‘Mescit iddianamesi’nde Tevhid dergisinin, “IŞİD’in ideolojisi doğrultusunda propaganda yaptığı” belirtiliyor, ama dergi hala çıkıyor. Dışişleri Bakanı Mevlüt Çavuşoğlu olayları ve bilgileri çarpıtarak “Türkiye’de haber yazdığı için tutuklanan tek bir gazeteci yok” ifadelerini kullandı. Oysa geçtiğimiz günlerde yayınlanan BİA Medya gözlem raporuna göre 2016’da tutuklu gazeteci sayısı 31’den 131’e çıktı.İsveç merkezli Stockholm Center for Freedom (SCF) adlı sivil toplum kuruluşu tutuklu gazeteci sayısının 191 olduğunu raporlamıştı. Son 5 yılın gözaltı rekoru kırıldı. 56 gazeteciye saldırı gerçekleşti, 118 gazeteci tehdit edildi. 179 medya organı kapatıldı. KHK’ler ile 10 bine yakın medya çalışanı da işsiz bırakıldı. Raporlar, Çavuşoğlu’nun ifadelerinde doğruluk payı olmadığını gösterdiği gibi büyük çifte standartlar da ortada duruyor. Türkiye tutuklu gazeteciler cennetine dönüşmüşken, IŞİD üyeleri serbestçe yayıncılık faaliyetlerini sürdürüyor.

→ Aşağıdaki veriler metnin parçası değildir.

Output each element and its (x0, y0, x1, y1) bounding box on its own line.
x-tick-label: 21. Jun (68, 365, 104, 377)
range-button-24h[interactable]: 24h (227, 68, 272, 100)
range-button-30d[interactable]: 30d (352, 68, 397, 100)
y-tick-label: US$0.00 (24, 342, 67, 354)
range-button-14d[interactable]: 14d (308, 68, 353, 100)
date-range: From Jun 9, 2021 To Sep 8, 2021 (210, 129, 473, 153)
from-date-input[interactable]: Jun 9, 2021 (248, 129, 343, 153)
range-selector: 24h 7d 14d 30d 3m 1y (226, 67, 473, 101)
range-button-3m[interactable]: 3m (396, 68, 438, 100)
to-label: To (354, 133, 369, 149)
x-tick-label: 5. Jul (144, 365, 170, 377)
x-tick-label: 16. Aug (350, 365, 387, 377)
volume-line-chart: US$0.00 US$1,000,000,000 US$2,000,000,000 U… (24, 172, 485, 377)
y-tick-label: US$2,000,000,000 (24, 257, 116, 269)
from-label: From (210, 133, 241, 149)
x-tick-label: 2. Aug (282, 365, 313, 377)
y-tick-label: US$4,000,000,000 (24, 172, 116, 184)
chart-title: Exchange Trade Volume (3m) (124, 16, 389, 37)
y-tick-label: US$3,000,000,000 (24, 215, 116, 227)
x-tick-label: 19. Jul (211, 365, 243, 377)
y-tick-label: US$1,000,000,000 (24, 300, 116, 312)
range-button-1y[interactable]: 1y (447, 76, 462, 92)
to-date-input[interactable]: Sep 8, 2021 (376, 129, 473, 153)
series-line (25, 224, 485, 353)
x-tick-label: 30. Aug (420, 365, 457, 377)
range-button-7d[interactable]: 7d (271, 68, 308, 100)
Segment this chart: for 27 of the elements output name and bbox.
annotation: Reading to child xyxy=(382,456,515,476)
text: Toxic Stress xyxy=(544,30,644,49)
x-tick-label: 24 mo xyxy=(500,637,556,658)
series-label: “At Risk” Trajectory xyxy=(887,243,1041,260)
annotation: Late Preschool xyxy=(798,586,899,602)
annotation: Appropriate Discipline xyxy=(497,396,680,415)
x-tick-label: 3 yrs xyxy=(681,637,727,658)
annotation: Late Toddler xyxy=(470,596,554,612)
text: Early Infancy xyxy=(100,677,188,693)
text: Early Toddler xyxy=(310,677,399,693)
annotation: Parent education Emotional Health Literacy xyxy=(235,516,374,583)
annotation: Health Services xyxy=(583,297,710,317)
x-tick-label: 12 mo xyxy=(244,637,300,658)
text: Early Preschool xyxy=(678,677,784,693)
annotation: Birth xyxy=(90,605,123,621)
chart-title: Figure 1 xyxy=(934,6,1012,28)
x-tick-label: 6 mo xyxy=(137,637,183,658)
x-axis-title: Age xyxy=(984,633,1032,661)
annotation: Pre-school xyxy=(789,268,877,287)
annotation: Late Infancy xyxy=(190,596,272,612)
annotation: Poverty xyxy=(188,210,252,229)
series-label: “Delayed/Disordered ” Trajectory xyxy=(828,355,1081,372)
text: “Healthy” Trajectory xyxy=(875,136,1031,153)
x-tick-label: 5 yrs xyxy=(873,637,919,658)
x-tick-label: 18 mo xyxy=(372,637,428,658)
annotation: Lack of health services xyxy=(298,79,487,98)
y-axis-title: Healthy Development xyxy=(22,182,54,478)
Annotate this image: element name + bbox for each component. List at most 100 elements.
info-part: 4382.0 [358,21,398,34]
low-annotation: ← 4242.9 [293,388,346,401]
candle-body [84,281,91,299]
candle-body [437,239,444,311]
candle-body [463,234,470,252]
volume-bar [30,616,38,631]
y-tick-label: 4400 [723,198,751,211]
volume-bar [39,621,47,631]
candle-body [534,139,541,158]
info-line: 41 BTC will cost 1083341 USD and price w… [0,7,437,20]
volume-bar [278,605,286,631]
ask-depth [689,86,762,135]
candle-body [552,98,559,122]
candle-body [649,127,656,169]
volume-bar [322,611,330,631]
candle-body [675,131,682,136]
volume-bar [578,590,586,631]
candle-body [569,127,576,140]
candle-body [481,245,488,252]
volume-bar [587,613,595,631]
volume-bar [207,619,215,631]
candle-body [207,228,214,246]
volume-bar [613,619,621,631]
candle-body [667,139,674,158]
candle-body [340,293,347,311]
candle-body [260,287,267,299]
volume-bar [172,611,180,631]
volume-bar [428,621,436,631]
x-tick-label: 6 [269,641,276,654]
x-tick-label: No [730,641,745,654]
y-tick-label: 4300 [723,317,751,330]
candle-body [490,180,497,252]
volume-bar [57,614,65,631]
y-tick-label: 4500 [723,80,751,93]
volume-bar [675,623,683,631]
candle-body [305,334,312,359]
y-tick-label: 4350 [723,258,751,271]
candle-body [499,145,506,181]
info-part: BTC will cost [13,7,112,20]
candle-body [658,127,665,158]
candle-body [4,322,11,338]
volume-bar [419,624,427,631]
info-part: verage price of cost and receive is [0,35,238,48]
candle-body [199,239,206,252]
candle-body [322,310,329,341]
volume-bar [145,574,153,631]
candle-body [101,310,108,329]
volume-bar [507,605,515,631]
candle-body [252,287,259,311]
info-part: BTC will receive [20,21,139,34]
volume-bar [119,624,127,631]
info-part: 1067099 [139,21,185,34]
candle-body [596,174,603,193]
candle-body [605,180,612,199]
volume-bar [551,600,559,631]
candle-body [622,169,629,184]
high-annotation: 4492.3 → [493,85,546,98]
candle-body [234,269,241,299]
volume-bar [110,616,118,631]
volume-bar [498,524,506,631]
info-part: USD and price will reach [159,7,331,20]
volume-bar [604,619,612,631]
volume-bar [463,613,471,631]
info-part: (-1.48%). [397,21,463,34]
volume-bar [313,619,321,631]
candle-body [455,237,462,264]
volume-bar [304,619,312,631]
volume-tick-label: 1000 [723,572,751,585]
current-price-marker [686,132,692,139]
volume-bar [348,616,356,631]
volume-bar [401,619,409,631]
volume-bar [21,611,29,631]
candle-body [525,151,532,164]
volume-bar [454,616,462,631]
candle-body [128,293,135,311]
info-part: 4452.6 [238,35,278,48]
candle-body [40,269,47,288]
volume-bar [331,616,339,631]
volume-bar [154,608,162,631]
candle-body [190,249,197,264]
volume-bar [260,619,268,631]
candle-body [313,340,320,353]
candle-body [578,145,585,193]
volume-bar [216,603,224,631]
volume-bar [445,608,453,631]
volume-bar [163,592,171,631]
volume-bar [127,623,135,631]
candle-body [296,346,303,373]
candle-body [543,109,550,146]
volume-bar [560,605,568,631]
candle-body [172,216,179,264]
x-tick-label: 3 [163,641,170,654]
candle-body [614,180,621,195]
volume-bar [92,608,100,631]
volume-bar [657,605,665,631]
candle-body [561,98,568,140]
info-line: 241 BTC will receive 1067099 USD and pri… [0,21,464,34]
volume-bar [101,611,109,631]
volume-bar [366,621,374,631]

Birgün’den Erk Acarer’in haberin göre, İstanbul Cumhuriyet Başsavcılığı Terör ve Örgütlü Suçlar Bürosu tarafından yürütülen 35 sanıklı IŞİD davasında ayrıntılar ortaya çıkmaya devam ediyor. İstanbul’da örgüte militan kazandırmak ve çocukları eğitmek için açılan ‘mescit’ ile ona bağlı ‘Ribat’ adlı sübyan mektebi faaliyetlerinin de içinde yer aldığı iddianamede önemli detaylar var.
‘Mescit iddianamesi’nde, kod adı ‘Ebu Hanzala’ olarak bilinen Halis Bayancuk ve ekibi tarafından çıkarılan Tevhid dergisinin, IŞİD propagandası yaptığı değerlendirmesi mevcut. Tevhid dergisi ‘Mescit iddianamesi’ne IŞİD terör örgütünün yayını olarak girse de hala çıkıyor. Yayını hazırlayanlar, işlem görmüyor.
‘IŞİD PROPAGANDASI YAPIYOR’
‘Mescit iddianamesi’nde ‘Tehvid Dergisi Tespit ve Değerlendirme’ başlığıyla açılan bölümde, “IŞİD/DEAŞ terör örgütü soruşturmasında şüphelilerden elde edilen ve örgütün ideolojisi doğrultusunda propaganda yaptığı değerlendirilen Tevhid dergisi” ifadelerine yer veriliyor.
Şüphelilerden elde edilen 2012 ve 2014 yıllarına ait dergiden bölümler de iddianamede geniş yer buluyor. İddianamede dergi ile ilgili olarak özetle şu tespitler yapılıyor: “Bahse konu dergi içeriğinde Türkiye Cumhuriyeti Devletinin ve kurumlarının küfür devleti olduğu bu nedenle devlet yöneticilerinin, devlet görevlilerinin, devlet bünyesinde çalışan, devletten maaş alan memurların ve çalışanların, çocuğunu devlet okulunda okutanların, devletin mahkemesine başvuranların, devlete askerlik yapanların kâfir olduklarını, gerçek Müslümanların yukarıda sayılanları yapmaması gerektiği, yaparlarsa küfre girecekleri, Suriye’de devam eden bir cihat olduğu, cihat etmenin her Müslümanın vazifesi olduğu, cihadın zaman mekân ve şahıslardan bağımsız olarak yapılabileceği (yani dünyanın her yerinde) saldırı cihadı yapılabileceği (kâfirleri kendi yurtlarında vurmak). Eğer bir Müslüman İslam Devleti’nde yaşamıyorsa, İslam Devletinin kurulması ve kâfirlerle mücadele için uygun ortamın oluşmasını sağlamaya çalışması gerektiği vurgulanmış, açıkça örgütün propagandası yapılmıştır…”
HANZALA EKİBİ VE MÜSLİHAN GRUBU
Geçen yıl görülen IŞİD İstanbul ana davasında Ebu Hanzala, denetimli serbestlikten yararlanarak tahliye edilmişti.
Dergiyi çıkaran Tevhid Grubu’nun, İstanbul Ömerli’de IŞİD bayramlaşması gerçekleştiren ekip olduğu; ekibe bağlı olduğu bilinen Müslihan Grubu üyelerin de İstanbul’daki bir ormanlık alandaki atış talimi yaptığı biliniyor.